The design of ultra-low voltage analog CMOS integrated circuits requires ad hoc solutions to counteract the severe limitations introduced by the reduced voltage headroom. A popular approach is represented by inverter-based topologies, which however may suffer from reduced finite DC gain, thus limiting the accuracy and the resolutions of pivotal circuits like analog-to-digital converters. In this work, we discuss the effects of finite DC gain on ultra-low voltage $\mathsf{\Delta }\mathsf{\Sigma }$ modulators, focusing on the converter gain error.
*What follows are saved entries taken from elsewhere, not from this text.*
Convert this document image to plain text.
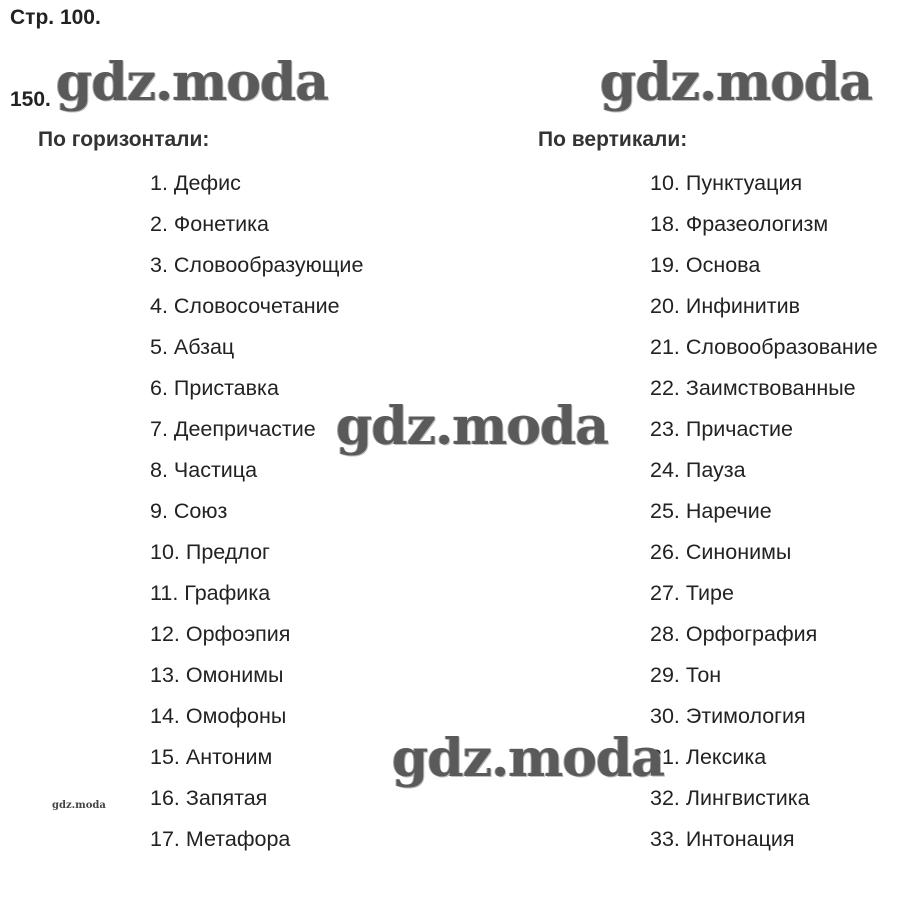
Стр. 100.
150.
По горизонтали:	По вертикали:
1. Дефис
2. Фонетика
3. Словообразующие
4. Словосочетание
5. Абзац
6. Приставка
7. Деепричастие
8. Частица
9. Союз
10. Предлог
11. Графика
12. Орфоэпия
13. Омонимы
14. Омофоны
15. Антоним
16. Запятая
17. Метафора
10. Пунктуация
18. Фразеологизм
19. Основа
20. Инфинитив
21. Словообразование
22. Заимствованные
23. Причастие
24. Пауза
25. Наречие
26. Синонимы
27. Тире
28. Орфография
29. Тон
30. Этимология
31. Лексика
32. Лингвистика
33. Интонация
gdz.moda	gdz.moda
gdz.moda
gdz.moda
gdz.moda
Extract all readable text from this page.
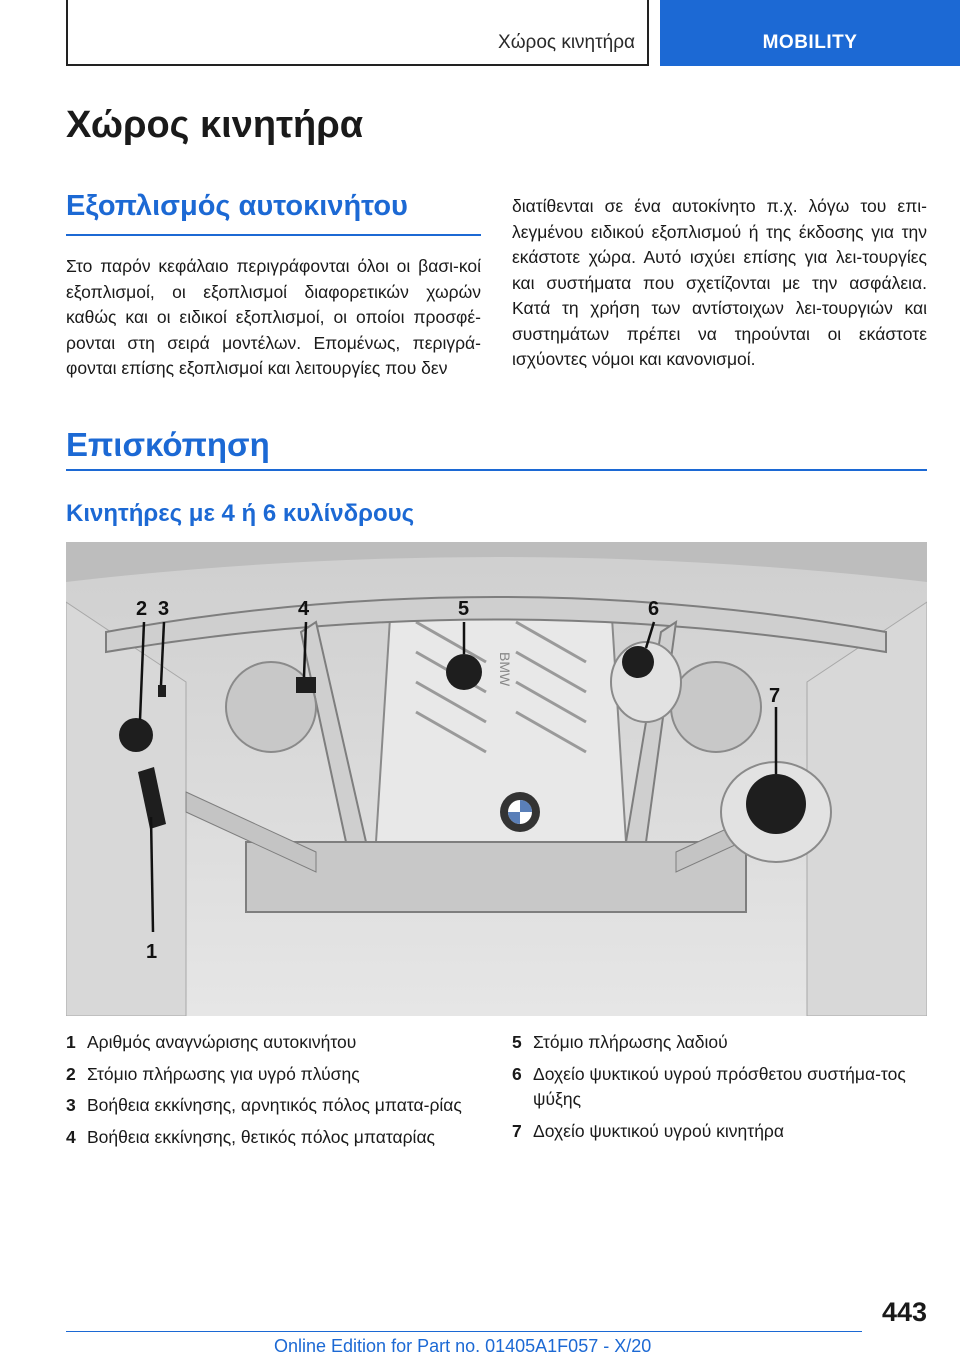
Χώρος κινητήρα	MOBILITY
Χώρος κινητήρα
Εξοπλισμός αυτοκινήτου

Στο παρόν κεφάλαιο περιγράφονται όλοι οι βασι-κοί εξοπλισμοί, οι εξοπλισμοί διαφορετικών χωρών καθώς και οι ειδικοί εξοπλισμοί, οι οποίοι προσφέ-ρονται στη σειρά μοντέλων. Επομένως, περιγρά-φονται επίσης εξοπλισμοί και λειτουργίες που δεν

διατίθενται σε ένα αυτοκίνητο π.χ. λόγω του επι-λεγμένου ειδικού εξοπλισμού ή της έκδοσης για την εκάστοτε χώρα. Αυτό ισχύει επίσης για λει-τουργίες και συστήματα που σχετίζονται με την ασφάλεια. Κατά τη χρήση των αντίστοιχων λει-τουργιών και συστημάτων πρέπει να τηρούνται οι εκάστοτε ισχύοντες νόμοι και κανονισμοί.

Επισκόπηση
Κινητήρες με 4 ή 6 κυλίνδρους
BMW
2 3	4	5	6
7
1
1 Αριθμός αναγνώρισης αυτοκινήτου
2 Στόμιο πλήρωσης για υγρό πλύσης
3 Βοήθεια εκκίνησης, αρνητικός πόλος μπατα-ρίας
4 Βοήθεια εκκίνησης, θετικός πόλος μπαταρίας
5 Στόμιο πλήρωσης λαδιού
6 Δοχείο ψυκτικού υγρού πρόσθετου συστήμα-τος ψύξης
7 Δοχείο ψυκτικού υγρού κινητήρα
443
Online Edition for Part no. 01405A1F057 - X/20
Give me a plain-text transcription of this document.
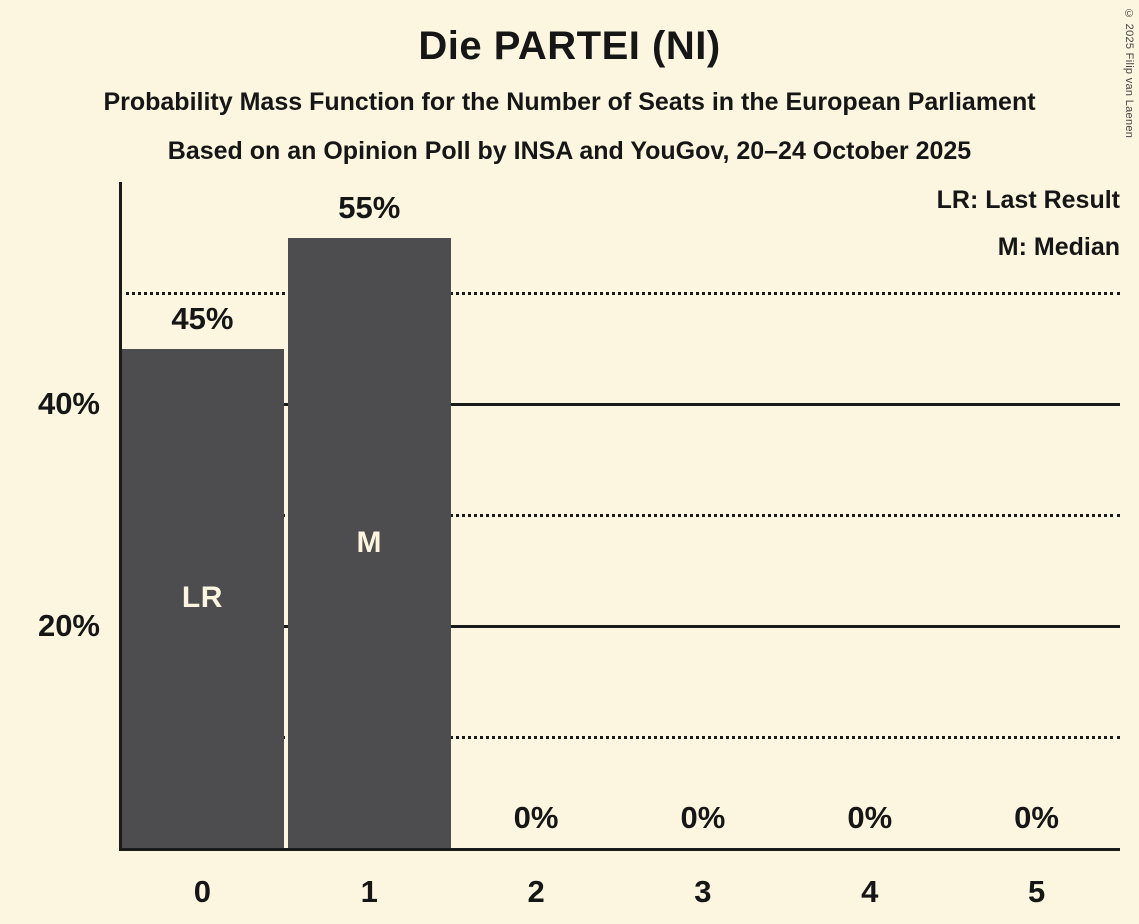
© 2025 Filip van Laenen
Die PARTEI (NI)
Probability Mass Function for the Number of Seats in the European Parliament
Based on an Opinion Poll by INSA and YouGov, 20–24 October 2025
LR: Last Result
M: Median
LR
45%
0
M
55%
1
0%
2
0%
3
0%
4
0%
5
20%
40%
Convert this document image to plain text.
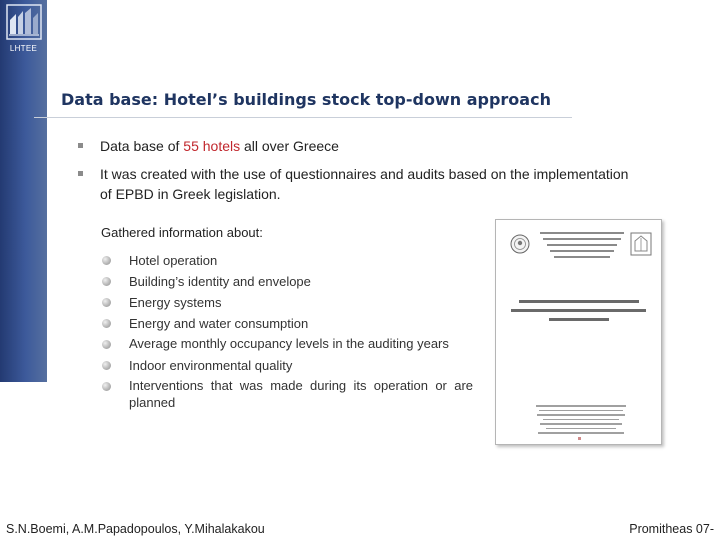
LHTEE
Data base: Hotel’s buildings stock top-down approach
Data base of 55 hotels all over Greece
It was created with the use of questionnaires and audits based on the implementation of EPBD in Greek legislation.
Gathered information about:
Hotel operation
Building’s identity and envelope
Energy systems
Energy and water consumption
Average monthly occupancy levels in the auditing years
Indoor environmental quality
Interventions that was made during its operation or are planned
S.N.Boemi, A.M.Papadopoulos, Y.Mihalakakou	Promitheas 07-
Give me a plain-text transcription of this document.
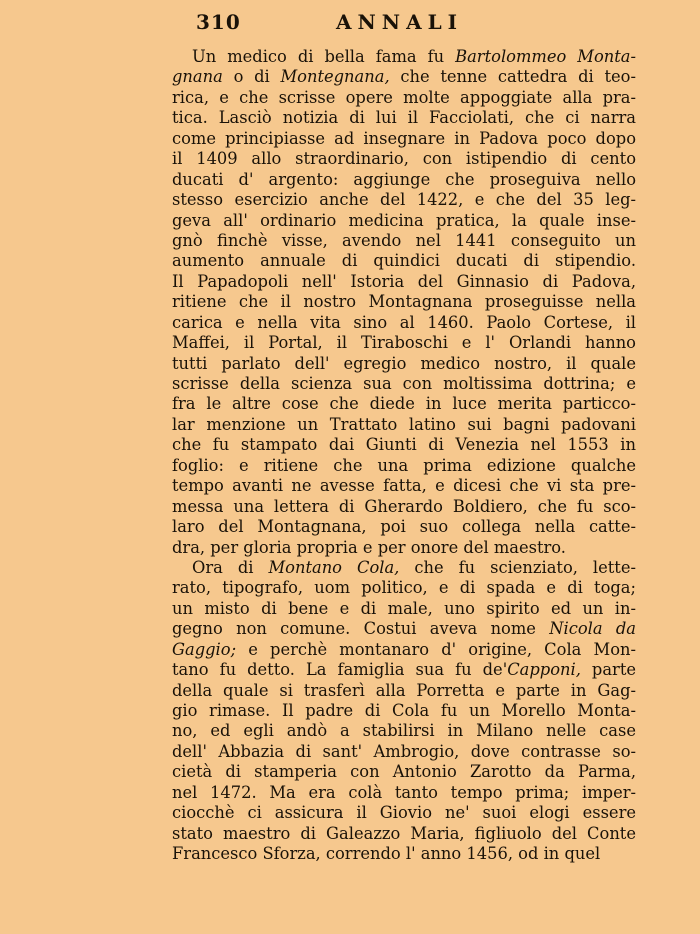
310	ANNALI
Un medico di bella fama fu Bartolommeo Monta-
gnana o di Montegnana, che tenne cattedra di teo-
rica, e che scrisse opere molte appoggiate alla pra-
tica. Lasciò notizia di lui il Facciolati, che ci narra
come principiasse ad insegnare in Padova poco dopo
il 1409 allo straordinario, con istipendio di cento
ducati d' argento: aggiunge che proseguiva nello
stesso esercizio anche del 1422, e che del 35 leg-
geva all' ordinario medicina pratica, la quale inse-
gnò finchè visse, avendo nel 1441 conseguito un
aumento annuale di quindici ducati di stipendio.
Il Papadopoli nell' Istoria del Ginnasio di Padova,
ritiene che il nostro Montagnana proseguisse nella
carica e nella vita sino al 1460. Paolo Cortese, il
Maffei, il Portal, il Tiraboschi e l' Orlandi hanno
tutti parlato dell' egregio medico nostro, il quale
scrisse della scienza sua con moltissima dottrina; e
fra le altre cose che diede in luce merita particco-
lar menzione un Trattato latino sui bagni padovani
che fu stampato dai Giunti di Venezia nel 1553 in
foglio: e ritiene che una prima edizione qualche
tempo avanti ne avesse fatta, e dicesi che vi sta pre-
messa una lettera di Gherardo Boldiero, che fu sco-
laro del Montagnana, poi suo collega nella catte-
dra, per gloria propria e per onore del maestro.
Ora di Montano Cola, che fu scienziato, lette-
rato, tipografo, uom politico, e di spada e di toga;
un misto di bene e di male, uno spirito ed un in-
gegno non comune. Costui aveva nome Nicola da
Gaggio; e perchè montanaro d' origine, Cola Mon-
tano fu detto. La famiglia sua fu de'Capponi, parte
della quale si trasferì alla Porretta e parte in Gag-
gio rimase. Il padre di Cola fu un Morello Monta-
no, ed egli andò a stabilirsi in Milano nelle case
dell' Abbazia di sant' Ambrogio, dove contrasse so-
cietà di stamperia con Antonio Zarotto da Parma,
nel 1472. Ma era colà tanto tempo prima; imper-
ciocchè ci assicura il Giovio ne' suoi elogi essere
stato maestro di Galeazzo Maria, figliuolo del Conte
Francesco Sforza, correndo l' anno 1456, od in quel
We propose an ultra-low voltage, ultra-low power, inverter-based $\mathsf{\Delta }\mathsf{\Sigma }$ modulator with reduced finite-DC-gain sensitivity. The modulator employs a two-stage, high DC-gain, switched-capacitor integrator that applies a correlated double sampling technique for offset cancellation and flicker noise reduction; it also makes use of an amplifier that implements a novel common-mode stabilization loop. The modulator was designed with the UMC 0.18 μm CMOS process to operate with a supply voltage of 0.3 V. It was validated by means of electrical simulations using the Cadence^TM design environment. The achieved SNDR was 73 dB, with a bandwidth of 640 Hz, and a clock frequency of 164 kHz, consuming only 200.5 nW. It achieves a Schreier Figure of Merit of 168.1 dB. The proposed modulator is also able to work with lower supply voltages down to 0.15 V with the same resolution and a lower power consumption despite of a lower bandwidth. These characteristics make this design very appealing in sensor interfaces powered by energy harvesting sources.

中文翻译：

---

超低压Δ-ΣADC的设计策略和架构

超低压模拟CMOS集成电路的设计需要特殊的解决方案，以抵消降低的电压裕量所带来的严格限制。一种流行的方法是基于逆变器的拓扑，但是这种拓扑可能会受到有限的直流增益降低的影响，从而限制了诸如模数转换器之类的关键电路的精度和分辨率。在这项工作中，我们讨论了有限的直流增益对超低电压的影响$\mathsf{\Delta }\mathsf{\Sigma }$调制器，着重于转换器增益误差。我们提出了一种基于逆变器的超低电压，超低功率$\mathsf{\Delta }\mathsf{\Sigma }$有限直流增益灵敏度降低的调制器。该调制器采用两级，高直流增益，开关电容积分器，该积分器采用相关的双采样技术来消除失调和降低闪烁噪声。它还利用实现新型共模稳定环路的放大器。该调制器采用UMC 0.18μmCMOS工艺设计，可在0.3 V的电源电压下工作。通过使用Cadence ^TM的电气仿真对它进行了验证。设计环境。达到的SNDR为73 dB，带宽为640 Hz，时钟频率为164 kHz，仅消耗200.5 nW。它实现了168.1 dB的Schreier品质因数。所提出的调制器还能够在较低的电源电压（低至0.15 V）下以相同的分辨率和较低的功耗工作，尽管带宽较低。这些特性使该设计在由能量收集源提供动力的传感器接口中非常有吸引力。